In her article, “Unlocking the Mysteries of the Artistic Mind,” written for Psychology Today, Jonah Lehrer explains how the world’s great artists compare to the leading neuroscientists of today.

Neuroscientists from the University of California at San Diego attempted to uncover the secrets to making and recognizing great art. Ten simple characteristics make up the list of posited perceptual principles:

PEAK SHIFT: We find deliberate distortions of a stimulus even more exciting than the stimulus itself—which is why cartoon caricatures grab our attention.

GROUPING: It feels nice when the distinct parts of a picture can be grouped into a pattern or form. The brain likes to find the signal amid the noise.
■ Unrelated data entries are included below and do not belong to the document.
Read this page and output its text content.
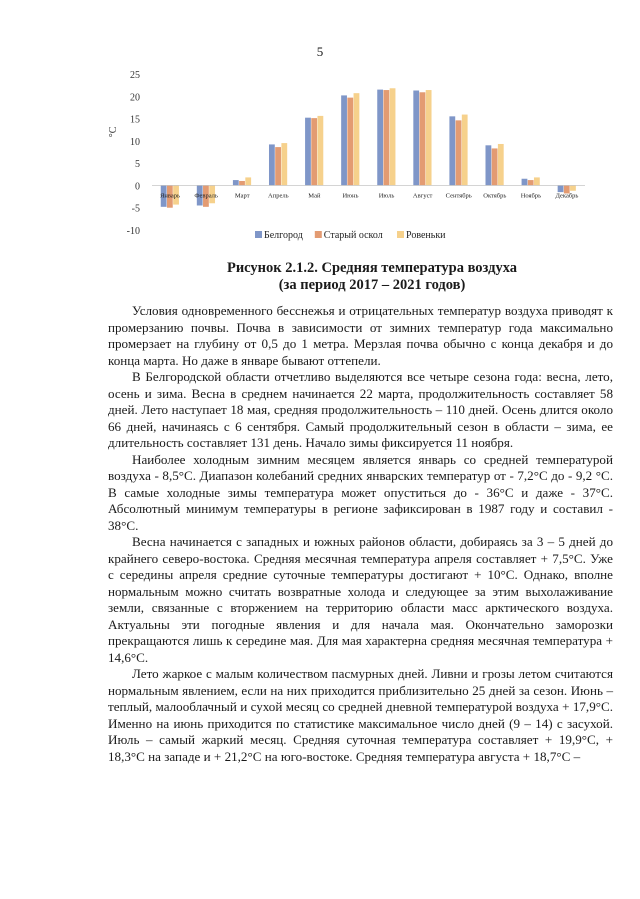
5
25
20
15
10
5
0
-5
-10
°C
Январь Февраль	Март	Апрель	Май	Июнь	Июль	Август Сентябрь Октябрь Ноябрь Декабрь
Белгород Старый оскол Ровеньки
Рисунок 2.1.2. Средняя температура воздуха
(за период 2017 – 2021 годов)

Условия одновременного бесснежья и отрицательных температур воздуха приводят к промерзанию почвы. Почва в зависимости от зимних температур года максимально промерзает на глубину от 0,5 до 1 метра. Мерзлая почва обычно с конца декабря и до конца марта. Но даже в январе бывают оттепели.

В Белгородской области отчетливо выделяются все четыре сезона года: весна, лето, осень и зима. Весна в среднем начинается 22 марта, продолжительность составляет 58 дней. Лето наступает 18 мая, средняя продолжительность – 110 дней. Осень длится около 66 дней, начинаясь с 6 сентября. Самый продолжительный сезон в области – зима, ее длительность составляет 131 день. Начало зимы фиксируется 11 ноября.

Наиболее холодным зимним месяцем является январь со средней температурой воздуха - 8,5°С. Диапазон колебаний средних январских температур от - 7,2°С до - 9,2 °С. В самые холодные зимы температура может опуститься до - 36°С и даже - 37°С. Абсолютный минимум температуры в регионе зафиксирован в 1987 году и составил - 38°С.

Весна начинается с западных и южных районов области, добираясь за 3 – 5 дней до крайнего северо-востока. Средняя месячная температура апреля составляет + 7,5°С. Уже с середины апреля средние суточные температуры достигают + 10°С. Однако, вполне нормальным можно считать возвратные холода и следующее за этим выхолаживание земли, связанные с вторжением на территорию области масс арктического воздуха. Актуальны эти погодные явления и для начала мая. Окончательно заморозки прекращаются лишь к середине мая. Для мая характерна средняя месячная температура + 14,6°С.

Лето жаркое с малым количеством пасмурных дней. Ливни и грозы летом считаются нормальным явлением, если на них приходится приблизительно 25 дней за сезон. Июнь – теплый, малооблачный и сухой месяц со средней дневной температурой воздуха + 17,9°С. Именно на июнь приходится по статистике максимальное число дней (9 – 14) с засухой. Июль – самый жаркий месяц. Средняя суточная температура составляет + 19,9°С, + 18,3°С на западе и + 21,2°С на юго-востоке. Средняя температура августа + 18,7°С –
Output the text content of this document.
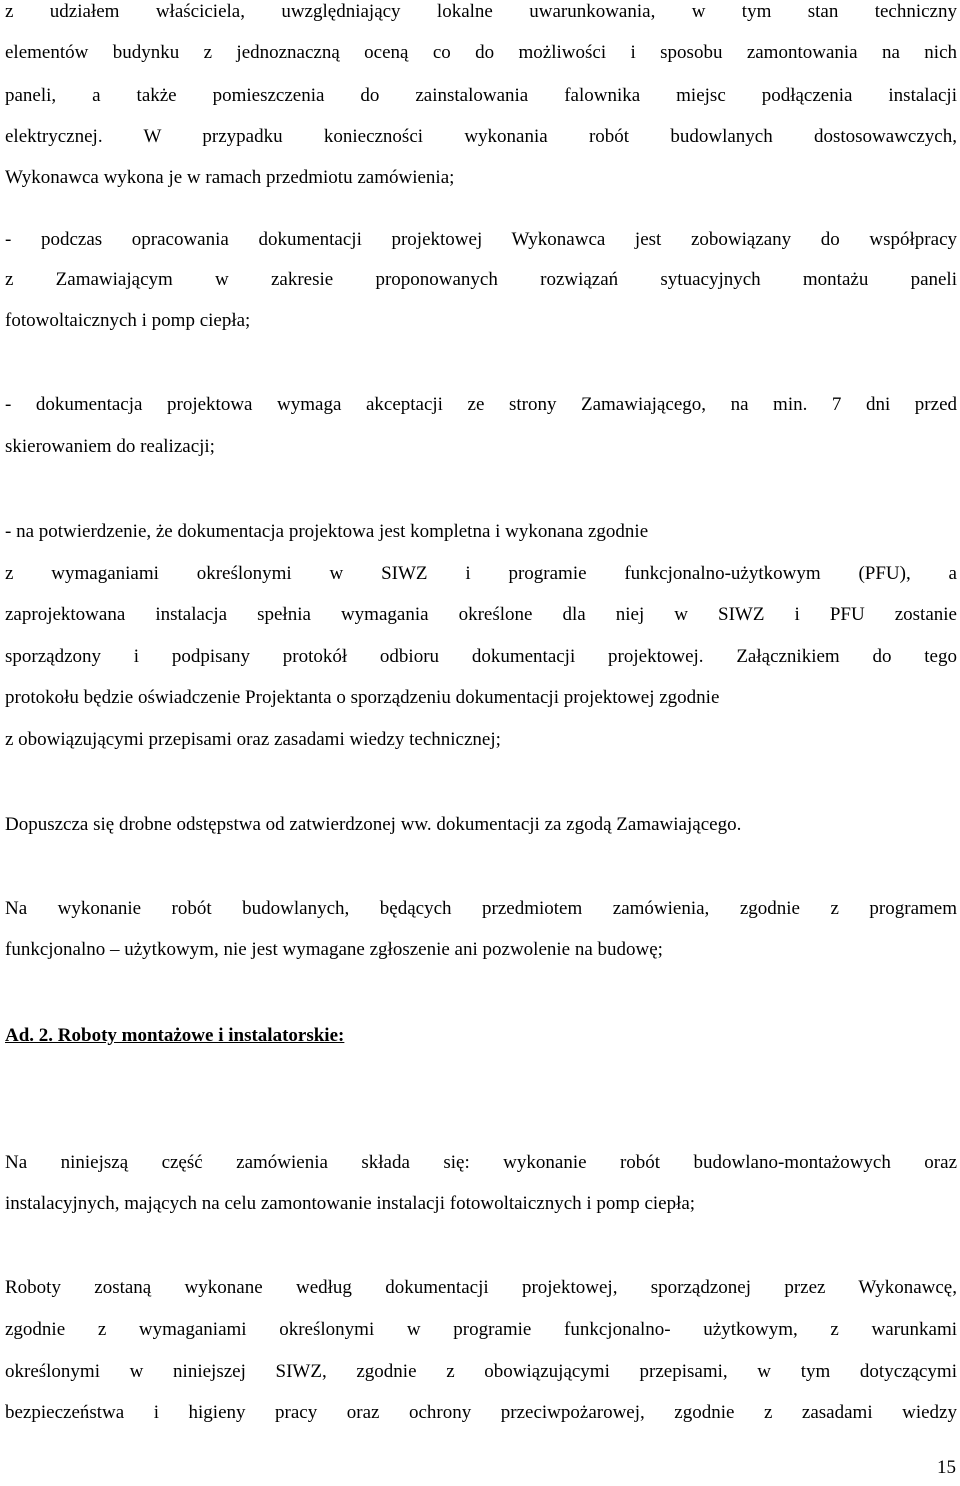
z udziałem właściciela, uwzględniający lokalne uwarunkowania, w tym stan techniczny
elementów budynku z jednoznaczną oceną co do możliwości i sposobu zamontowania na nich
paneli, a także pomieszczenia do zainstalowania falownika miejsc podłączenia instalacji
elektrycznej. W przypadku konieczności wykonania robót budowlanych dostosowawczych,
Wykonawca wykona je w ramach przedmiotu zamówienia;
- podczas opracowania dokumentacji projektowej Wykonawca jest zobowiązany do współpracy
z Zamawiającym w zakresie proponowanych rozwiązań sytuacyjnych montażu paneli
fotowoltaicznych i pomp ciepła;
- dokumentacja projektowa wymaga akceptacji ze strony Zamawiającego, na min. 7 dni przed
skierowaniem do realizacji;
- na potwierdzenie, że dokumentacja projektowa jest kompletna i wykonana zgodnie
z wymaganiami określonymi w SIWZ i programie funkcjonalno-użytkowym (PFU), a
zaprojektowana instalacja spełnia wymagania określone dla niej w SIWZ i PFU zostanie
sporządzony i podpisany protokół odbioru dokumentacji projektowej. Załącznikiem do tego
protokołu będzie oświadczenie Projektanta o sporządzeniu dokumentacji projektowej zgodnie
z obowiązującymi przepisami oraz zasadami wiedzy technicznej;
Dopuszcza się drobne odstępstwa od zatwierdzonej ww. dokumentacji za zgodą Zamawiającego.
Na wykonanie robót budowlanych, będących przedmiotem zamówienia, zgodnie z programem
funkcjonalno – użytkowym, nie jest wymagane zgłoszenie ani pozwolenie na budowę;
Ad. 2. Roboty montażowe i instalatorskie:
Na niniejszą część zamówienia składa się: wykonanie robót budowlano-montażowych oraz
instalacyjnych, mających na celu zamontowanie instalacji fotowoltaicznych i pomp ciepła;
Roboty zostaną wykonane według dokumentacji projektowej, sporządzonej przez Wykonawcę,
zgodnie z wymaganiami określonymi w programie funkcjonalno- użytkowym, z warunkami
określonymi w niniejszej SIWZ, zgodnie z obowiązującymi przepisami, w tym dotyczącymi
bezpieczeństwa i higieny pracy oraz ochrony przeciwpożarowej, zgodnie z zasadami wiedzy
15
BALANCE: Successful art makes use of its entire representational space, and spreads its information across the entire canvas.

CONTRAST: Because of how the visual cortex works, it’s particularly pleasing for the brain to gaze at images rich in contrast, like thick black outlines or sharp angles—or, as in the geometric art of Mondrian, both at once.

ISOLATION: Sometimes less is more. By reducing reality to its most essential features—think a Matisse that’s all bright color and sharp silhouettes—artists amplify the sensory signals we normally have to search for.

PERCEPTUAL PROBLEM SOLVING: Just as we love solving crossword puzzles, we love to “solve” abstract paintings such as cubist still lives or Cézanne landscapes.

SYMMETRY: Symmetrical things, from human faces to Roman arches, are more attractive than asymmetrical ones.

REPETITION, RHYTHM, ORDERLINESS: Beauty is inseparable from the appearance of order. Consider the garden paintings of Monet. Pictures filled with patterns, be it subtle color repetitions or formal rhythms, appear more elegant and composed.

GENERIC PERSPECTIVE: We prefer things that can be observed from multiple viewpoints, such as still lives and pastoral landscapes, to the fragmentary perspective of a single person. They contain more information, making it easier for the brain to deduce what’s going on.

METAPHOR: Metaphor encourages us to see the world in a new way: Two unrelated objects are directly compared, giving birth to a new idea. Picasso did this all the time—he portrayed the bombing of Guernica, for example, with the imagery of a bull, a horse, and a light bulb.